Perhaps it was pre McCarthyism. Though even that would be stretching it. Perhaps McCarthyism helped them coopt what was a solidly left wing ideology. As actual ideological libertarians are against the concept of a party pushing their ideals onto others. Which is just another red flag that American libertarians aren't.
The idea of a libertarian party has always been a bit self-contradictory, though not entirely. The basic idea of libertarianism (narrowly defined - not the broader use of the term in things like the political compass) is specifically to minimize but not entirely eliminate government. That's what distinguishes it from anarchism.
So there's necessarily an immediate issue - which specific functions of government need to be kept in its minimized form? And that's where a party (or something like it) can legitimately come into play. It's still a bit self-defeating though, since such a party obviously should be sharply limited in scope and influence, but that's not the nature of hierarchical organizations. It's not that the idea is immediately contrary to the espoused ideals of the movement, but that it pretty much inevitably will one day grow into something that is.
I don't and never have held with no-true-scotsmanning the supposed wing alignment of whatever it is that one or another person thinks needs to be kept in a "libertarian" system. I always leaned much more toward the left than the right as far as that goes, but I never felt any particular threat from those (the majority even 40 or 50 years ago) who leaned to the right more than the left. Like me, they were fundamentally simply opposed to the whole idea of institutionalized hierarchy, but believed that some amount of it was unavoidable, so they, like me, were prepared to argue for their preference, rather than just taking the fundamentally authoritarian position of, "This is the way it's going to be because we say so, and if you oppose us, we'll shoot you."

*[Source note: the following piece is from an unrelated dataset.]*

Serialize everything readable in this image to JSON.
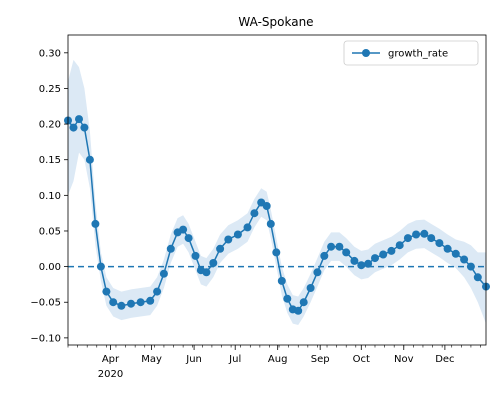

I think that the transition to the latter stage was inevitable regardless of which wing the US movement leaned toward. It's not really a trait of the right or the left per se, but a trait of the dominant group, when it's reached the point that its dominance is so well-established that it comes to be seen as a justified state rightfully defended. And unfortunately, as history has shown repeatedly, both political wings are entirely able to reach that point, and at that point, the specific ideology doesn't even really matter any more, since the actual point of the organization is protecting and furthering its own privilege and power, and ideology just determines the rhetoric with which they surround that entirely self-serving endeavour.
Or more simply, I think that if US libertarianism had come to be dominated by left-wingers rather than right-wingers, it's likely that all that would mean in the long run is that the current version of it would be dominated by tankies instead of... whatever the current lot should be called (neo-feudalists? anarcho-fascists? gun nuts? mall ninjas?)
No. That's anarchism and only the most intransigent ideological wings of it at that. That in no way describes libertarianism as originally outlined. It was about maximizing social freedom. As well as public ownership of natural resources. Something right wing Libertarians abhor in practice.
And no there is not a no true Scotsman conundrum when it comes to right wing libertarianism. You cannot be both capitalist and actually libertarian. Capitalists and right wing libertarians reject public ownership of natural resources. And have replaced freedom. With an imaginary concept of personal freedom. No freedom is personal. Freedom belongs to everyone or it isn't freedom. If it belongs to you personally, it's called privilege. And if something is a freedom. And anyone is unable to access it. Then they are being denied their freedoms. It's a basic core incompatibility.